Why A Coke-Filled Feud Between A Celebrity Cook And A Legendary Ad Exec Has The UK Captivated
AP
There was one story that dominated the British papers today. It trended on social media, and slogans related to the story are now appearing in graffiti on walls and t-shirts. It's a winding tale of love, cocaine, and domestic violence. In short, everyone in the U.K. has become captivated by the bitter feud between divorcees Nigella Lawson and Charles Saatchi.It's been a nasty fall from grace for the pair. Lawson and Saatchi were once one of the golden couples of London society since their marriage ten years ago. She was a popular celebrity journalist and chef, appearing frequently both in print and on television (Lawson was in the process of trying to break the U.S., where she appeared on Iron Chef America and The Taste). He was a legend in the advertising world, having made a fortune founding the huge agency Saatchi and Saatchi, and later became one of the most important collectors in the world of modern art.
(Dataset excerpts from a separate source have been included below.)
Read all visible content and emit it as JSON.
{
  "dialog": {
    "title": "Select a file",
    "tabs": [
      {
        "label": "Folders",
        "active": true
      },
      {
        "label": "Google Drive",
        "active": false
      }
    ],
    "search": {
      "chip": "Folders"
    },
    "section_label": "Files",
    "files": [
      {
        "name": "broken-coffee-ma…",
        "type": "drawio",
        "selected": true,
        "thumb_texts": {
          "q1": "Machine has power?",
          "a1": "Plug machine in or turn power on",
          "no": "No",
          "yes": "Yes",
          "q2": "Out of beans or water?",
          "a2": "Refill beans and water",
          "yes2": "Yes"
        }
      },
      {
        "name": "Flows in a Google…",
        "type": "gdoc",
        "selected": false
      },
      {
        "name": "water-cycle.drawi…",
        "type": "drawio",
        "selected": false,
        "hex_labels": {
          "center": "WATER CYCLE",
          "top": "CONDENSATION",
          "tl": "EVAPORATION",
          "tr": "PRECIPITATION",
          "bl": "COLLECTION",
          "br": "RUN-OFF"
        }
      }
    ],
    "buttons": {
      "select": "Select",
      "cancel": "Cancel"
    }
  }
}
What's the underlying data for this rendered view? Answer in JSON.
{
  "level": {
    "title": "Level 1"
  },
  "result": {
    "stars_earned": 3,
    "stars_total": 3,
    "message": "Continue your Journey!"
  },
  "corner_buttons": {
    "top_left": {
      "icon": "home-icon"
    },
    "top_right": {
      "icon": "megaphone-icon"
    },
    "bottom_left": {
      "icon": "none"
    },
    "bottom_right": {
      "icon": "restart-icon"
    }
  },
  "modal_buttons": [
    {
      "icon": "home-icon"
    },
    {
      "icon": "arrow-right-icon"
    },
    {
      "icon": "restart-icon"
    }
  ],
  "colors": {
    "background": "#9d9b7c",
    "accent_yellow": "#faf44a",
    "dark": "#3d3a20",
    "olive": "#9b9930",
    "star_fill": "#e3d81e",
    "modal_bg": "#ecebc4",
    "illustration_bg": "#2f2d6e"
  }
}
That all changed this past June, when Lawson and Saatchi dined at Scott's in Mayfair, central London, and the Sunday People published photographs that appeared to show Saatchi grabbing his crying wife by the throat. Police later investigated the incident and cautioned Saatchi, who told one London newspaper that the photo just showed a "playful tiff." A few weeks later, Saatchi divorced his wife.
The story would have probably been forgotten if it hadn't been for the court case of Elisabetta and Francesca Grillo, two sisters from Italy who had worked as an assistant for Lawson and Saatchi. The Grillo sisters are accused of using credit cards loaned to them by the couple to spend £685,000 (more than $1 million) on luxury clothes, accessories and rooms at high-end hotels, charges which they deny.
During the trial, lawyers for the sisters alleged that Lawson had allowed their incredible spending to buy their silence about her cocaine, marijuana, and prescription drug habit. Emails from Saatchi, in which he accused Lawson of being "so off her head" on drugs she allowed them to "spend whatever they liked," were read in court. Suddenly the pictures published by the Sunday People began to take on a different light: Saatchi reportedly told friends he was taking cocaine out of his wife's nose, though in court he said he had never seen any evidence that she was a drug addict.
If this was Saatchi's big PR move to get back at Lawson (as some have speculated), it now appears to have backfired. Lawson has been in court for the past few days, and she has openly admitted to using cocaine a handful of times, but denied that she was addicted. "If I was taking cocaine and cannabis to the extent you say, I wouldn't be standing here," she told prosecutors today, also adding "If you want to put me on trial, put me on trial."
Her performance in court has found much of the British public on her side. "Team Nigella" is the word trending on social media, being spray-painted on walls, and appearing on t-shirts. and the Daily Mail ran an elegant photograph of her on their front page with the touching headline "I didn't have a drug problem. I had a life problem - The day Nigella unburdened her soul in court" (as the Guardian notes, the story and its presentation has a whiff of Princess Diana about it). Team Charles is nowhere to be seen.How could Saatchi have lost the public sympathy so quickly? Well, first, consider the two people here. Saatchi has played an extraordinary role in British society in the past few years, and some of aspects of it have been controversial - helping to get Margaret Thatcher elected, or helping to send art prices into the stratosphere, for example. He's notoriously cantankerous, and extremely rich. Lawson, on the other hand, has always been remarkably popular in the U.K. - her good looks, down to earth cooking style, and flirty manner have made her popular with both men and women.
There's may also be another factor that says much about modern Britain: The metropolitan elites that made up much of Lawson's fanbase perhaps don't care or aren't surprised that a prominent media personality would take cocaine. As James Ball, special projects editor of the Guardian, sardonically tweeted yesterday: "BREAKING: posh person in TV industry has used cocaine. I'm sure a nation is in shock." Cocaine usage may not be a big deal for many of these fans, but accusations of bullying or violence by a millionaire male are. Whether American audiences will be so relaxed about Lawson's drug use remains to be seen, however.